Banks are embracing the disruption to delight customers and secure revenues. Source: Shutterstock

Digital disruption is here to stay — how are Asian banks responding?

Digital has taken over and it is evident that the disruption will continue to change the trends of banking — especially in Asia.

Fintech players, for one, are becoming more dominant in the marketplace, offering critical services to the underserved and unbanked, like SMEs — market portions that traditional banks have not been able to cater to.

Lending, financial management, asset management, transaction, and investment are critical services that fintech companies have revolutionized by making them highly accessible to consumers with just a few clicks and taps.

Digitalized financial services have become strong alternatives to banking products on top of improved customer experience and higher value for money.

However, Asian banks are not sitting by and letting themselves lose relevance or appeal. Instead, they are transforming, strategizing, improving and advancing their operations from the very core to ensure that they are able to catch up with evolved demands and trends.

The changing climate of banking

In Asia, traditional banks have realized that a huge part of traditional business models can no longer drive growth that is adjacent to today’s market. Today, banks need to be more customer-centric, data-driven and automated in order to seize profitable opportunities that emerge as a result of rapid digital disruption.

Countries like Singapore, Malaysia, and Thailand have responded by initiating efforts to regulate and administer digital-only banks.

Meanwhile, South Korean banks’ leaders have extended efforts by aligning goals to be more digital, global and trustworthy. The central idea of their alliance is to foster greater technology adoption as they move forward.

Indonesian banks, on the other hand, have embraced the disruption by deploying digital services to increase financial inclusion — which the country has managed to do.

The pattern here is clear. Asian banks are improving their digital infrastructure, leveraging advanced analytics and building partnerships in order to stay relevant in the market and serve customers efficiently.

For one, banks are resorting to newer advances and technologies — especially those that can support continuous innovative efforts, development of new applications, and scale current capabilities.

Legacy systems that are holding banks back and siloing platform-wide integration of applications are being traded for the cloud.

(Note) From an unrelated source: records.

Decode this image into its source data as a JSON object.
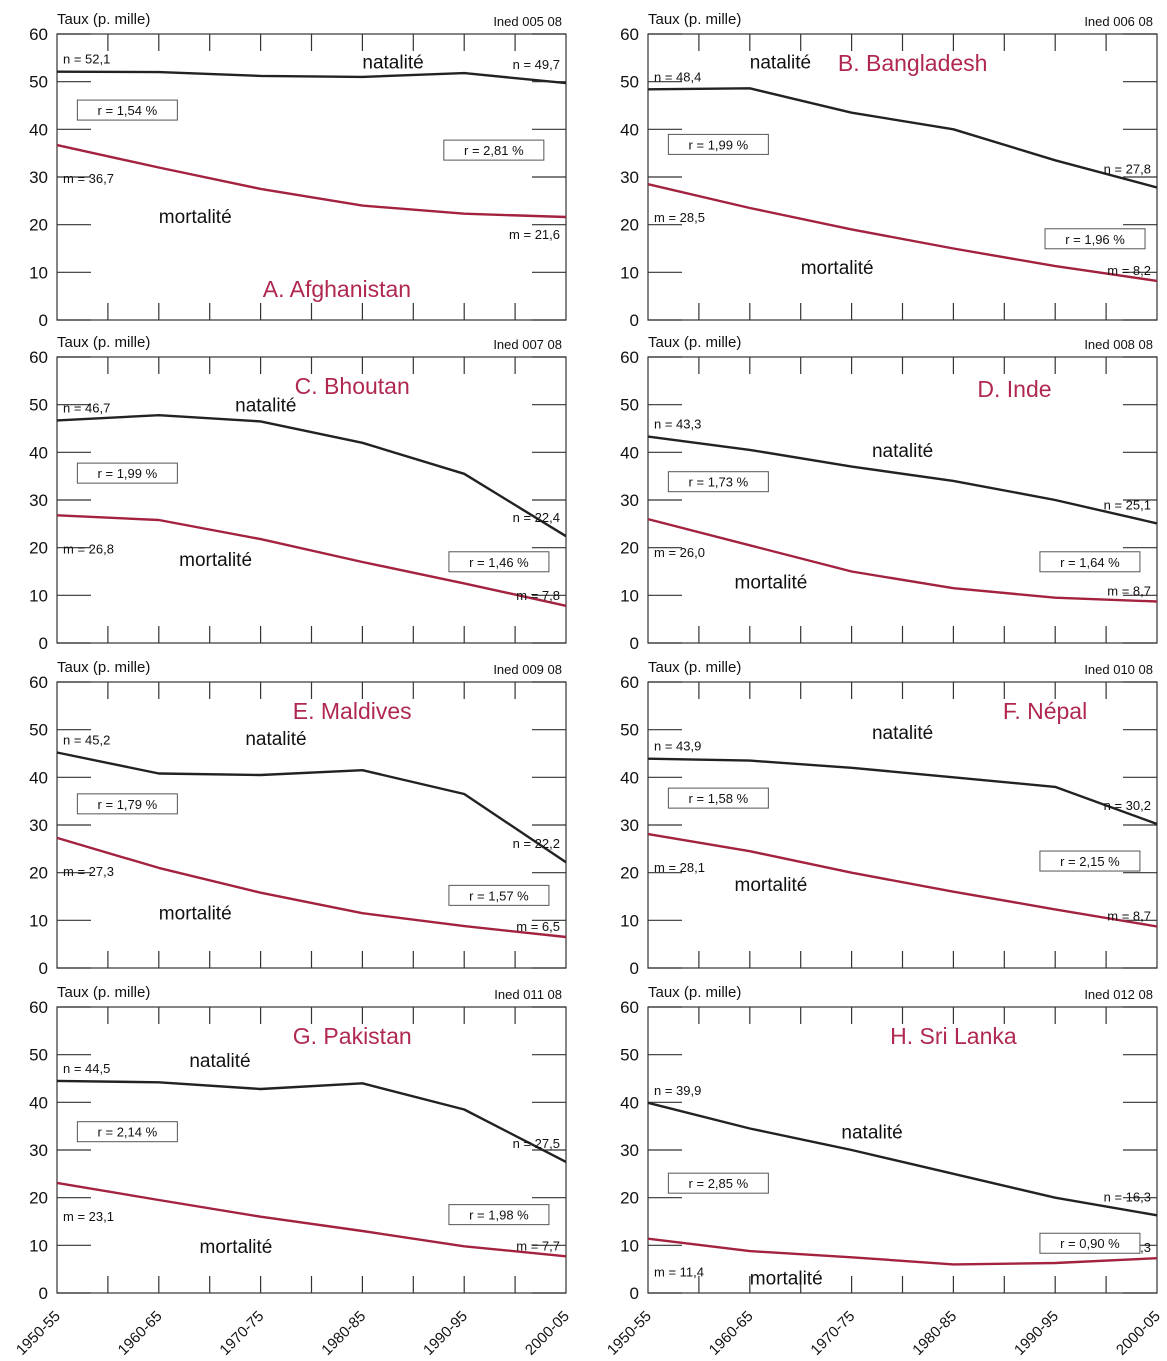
{
  "chart_data": [
    {
      "type": "line",
      "title": "A. Afghanistan",
      "ylabel": "Taux (p. mille)",
      "source": "Ined 005 08",
      "categories": [
        "1950-55",
        "1960-65",
        "1970-75",
        "1980-85",
        "1990-95",
        "2000-05"
      ],
      "ylim": [
        0,
        60
      ],
      "yticks": [
        0,
        10,
        20,
        30,
        40,
        50,
        60
      ],
      "series": [
        {
          "name": "natalité",
          "values": [
            52.1,
            52.0,
            51.2,
            51.0,
            51.8,
            49.7
          ],
          "color": "#222222"
        },
        {
          "name": "mortalité",
          "values": [
            36.7,
            32.0,
            27.5,
            24.0,
            22.3,
            21.6
          ],
          "color": "#a3223f"
        }
      ],
      "annotations": {
        "n_start": "n = 52,1",
        "n_end": "n = 49,7",
        "m_start": "m = 36,7",
        "m_end": "m = 21,6",
        "r_left": "r = 1,54 %",
        "r_right": "r = 2,81 %"
      }
    },
    {
      "type": "line",
      "title": "B. Bangladesh",
      "ylabel": "Taux (p. mille)",
      "source": "Ined 006 08",
      "categories": [
        "1950-55",
        "1960-65",
        "1970-75",
        "1980-85",
        "1990-95",
        "2000-05"
      ],
      "ylim": [
        0,
        60
      ],
      "yticks": [
        0,
        10,
        20,
        30,
        40,
        50,
        60
      ],
      "series": [
        {
          "name": "natalité",
          "values": [
            48.4,
            48.6,
            43.5,
            40.0,
            33.5,
            27.8
          ],
          "color": "#222222"
        },
        {
          "name": "mortalité",
          "values": [
            28.5,
            23.5,
            19.0,
            15.0,
            11.3,
            8.2
          ],
          "color": "#a3223f"
        }
      ],
      "annotations": {
        "n_start": "n = 48,4",
        "n_end": "n = 27,8",
        "m_start": "m = 28,5",
        "m_end": "m = 8,2",
        "r_left": "r = 1,99 %",
        "r_right": "r = 1,96 %"
      }
    },
    {
      "type": "line",
      "title": "C. Bhoutan",
      "ylabel": "Taux (p. mille)",
      "source": "Ined 007 08",
      "categories": [
        "1950-55",
        "1960-65",
        "1970-75",
        "1980-85",
        "1990-95",
        "2000-05"
      ],
      "ylim": [
        0,
        60
      ],
      "yticks": [
        0,
        10,
        20,
        30,
        40,
        50,
        60
      ],
      "series": [
        {
          "name": "natalité",
          "values": [
            46.7,
            47.8,
            46.5,
            42.0,
            35.5,
            22.4
          ],
          "color": "#222222"
        },
        {
          "name": "mortalité",
          "values": [
            26.8,
            25.8,
            21.8,
            17.0,
            12.5,
            7.8
          ],
          "color": "#a3223f"
        }
      ],
      "annotations": {
        "n_start": "n = 46,7",
        "n_end": "n = 22,4",
        "m_start": "m = 26,8",
        "m_end": "m = 7,8",
        "r_left": "r = 1,99 %",
        "r_right": "r = 1,46 %"
      }
    },
    {
      "type": "line",
      "title": "D. Inde",
      "ylabel": "Taux (p. mille)",
      "source": "Ined 008 08",
      "categories": [
        "1950-55",
        "1960-65",
        "1970-75",
        "1980-85",
        "1990-95",
        "2000-05"
      ],
      "ylim": [
        0,
        60
      ],
      "yticks": [
        0,
        10,
        20,
        30,
        40,
        50,
        60
      ],
      "series": [
        {
          "name": "natalité",
          "values": [
            43.3,
            40.5,
            37.0,
            34.0,
            30.0,
            25.1
          ],
          "color": "#222222"
        },
        {
          "name": "mortalité",
          "values": [
            26.0,
            20.5,
            15.0,
            11.5,
            9.5,
            8.7
          ],
          "color": "#a3223f"
        }
      ],
      "annotations": {
        "n_start": "n = 43,3",
        "n_end": "n = 25,1",
        "m_start": "m = 26,0",
        "m_end": "m = 8,7",
        "r_left": "r = 1,73 %",
        "r_right": "r = 1,64 %"
      }
    },
    {
      "type": "line",
      "title": "E. Maldives",
      "ylabel": "Taux (p. mille)",
      "source": "Ined 009 08",
      "categories": [
        "1950-55",
        "1960-65",
        "1970-75",
        "1980-85",
        "1990-95",
        "2000-05"
      ],
      "ylim": [
        0,
        60
      ],
      "yticks": [
        0,
        10,
        20,
        30,
        40,
        50,
        60
      ],
      "series": [
        {
          "name": "natalité",
          "values": [
            45.2,
            40.8,
            40.5,
            41.5,
            36.5,
            22.2
          ],
          "color": "#222222"
        },
        {
          "name": "mortalité",
          "values": [
            27.3,
            21.0,
            15.8,
            11.5,
            8.8,
            6.5
          ],
          "color": "#a3223f"
        }
      ],
      "annotations": {
        "n_start": "n = 45,2",
        "n_end": "n = 22,2",
        "m_start": "m = 27,3",
        "m_end": "m = 6,5",
        "r_left": "r = 1,79 %",
        "r_right": "r = 1,57 %"
      }
    },
    {
      "type": "line",
      "title": "F. Népal",
      "ylabel": "Taux (p. mille)",
      "source": "Ined 010 08",
      "categories": [
        "1950-55",
        "1960-65",
        "1970-75",
        "1980-85",
        "1990-95",
        "2000-05"
      ],
      "ylim": [
        0,
        60
      ],
      "yticks": [
        0,
        10,
        20,
        30,
        40,
        50,
        60
      ],
      "series": [
        {
          "name": "natalité",
          "values": [
            43.9,
            43.5,
            42.0,
            40.0,
            38.0,
            30.2
          ],
          "color": "#222222"
        },
        {
          "name": "mortalité",
          "values": [
            28.1,
            24.5,
            20.0,
            16.0,
            12.3,
            8.7
          ],
          "color": "#a3223f"
        }
      ],
      "annotations": {
        "n_start": "n = 43,9",
        "n_end": "n = 30,2",
        "m_start": "m = 28,1",
        "m_end": "m = 8,7",
        "r_left": "r = 1,58 %",
        "r_right": "r = 2,15 %"
      }
    },
    {
      "type": "line",
      "title": "G. Pakistan",
      "ylabel": "Taux (p. mille)",
      "source": "Ined 011 08",
      "categories": [
        "1950-55",
        "1960-65",
        "1970-75",
        "1980-85",
        "1990-95",
        "2000-05"
      ],
      "ylim": [
        0,
        60
      ],
      "yticks": [
        0,
        10,
        20,
        30,
        40,
        50,
        60
      ],
      "series": [
        {
          "name": "natalité",
          "values": [
            44.5,
            44.2,
            42.8,
            44.0,
            38.5,
            27.5
          ],
          "color": "#222222"
        },
        {
          "name": "mortalité",
          "values": [
            23.1,
            19.5,
            16.0,
            13.0,
            9.8,
            7.7
          ],
          "color": "#a3223f"
        }
      ],
      "annotations": {
        "n_start": "n = 44,5",
        "n_end": "n = 27,5",
        "m_start": "m = 23,1",
        "m_end": "m = 7,7",
        "r_left": "r = 2,14 %",
        "r_right": "r = 1,98 %"
      }
    },
    {
      "type": "line",
      "title": "H. Sri Lanka",
      "ylabel": "Taux (p. mille)",
      "source": "Ined 012 08",
      "categories": [
        "1950-55",
        "1960-65",
        "1970-75",
        "1980-85",
        "1990-95",
        "2000-05"
      ],
      "ylim": [
        0,
        60
      ],
      "yticks": [
        0,
        10,
        20,
        30,
        40,
        50,
        60
      ],
      "series": [
        {
          "name": "natalité",
          "values": [
            39.9,
            34.5,
            30.0,
            25.0,
            20.0,
            16.3
          ],
          "color": "#222222"
        },
        {
          "name": "mortalité",
          "values": [
            11.4,
            8.8,
            7.5,
            6.0,
            6.3,
            7.3
          ],
          "color": "#a3223f"
        }
      ],
      "annotations": {
        "n_start": "n = 39,9",
        "n_end": "n = 16,3",
        "m_start": "m = 11,4",
        "m_end": "m = 7,3",
        "r_left": "r = 2,85 %",
        "r_right": "r = 0,90 %"
      }
    }
  ]
}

Automation tools are also becoming highly favored as banks recognize the need to discard manual workloads and reduce the burden of the workforce to accommodate the fast-pace of a digital ecosystem.

Asian banks are also developing greater reliance on data and analytics. They are fast becoming data-driven through the adoption of intelligent machines that generate in-depth insights to drive impactful operational actions. Customer data, transaction data, and application performance data are all being fed into artificial intelligence (AI) systems to gain a significant analysis of services that can be improved and revenues that can be maximized.

In fact, Hong Kong, in a bid to drive the adoption rate of AI in the banking sector, has released a critical report that addressed the challenges and strategies of implementing the technology successfully. Lastly, these banks are responding to the disruption by building strategic partnerships and collaboration. The central bank of Phillippines, for one, has recently allied with Indonesia to foster greater technology adoption and boost cross-border transactions.

It is safe to say that in delivering quality financial products, increasing data sharing prospects for greater insights, and expanding digital footprints, Asian banks are betting on partnerships.

Banks that are struggling in going digital are also learning that collaborating with fintech players could give them an upper hand and a boost in their journey.

The Asian banking sectors have been heavily disrupted, nevertheless. By embracing the disruption, these banks have been able to thrive in new market environments and remain relevant in the industry.

Moving forward, it is hoped that other traditional players that are stalling transformation will realize that it is a highly critical move that is achievable with the right strategies.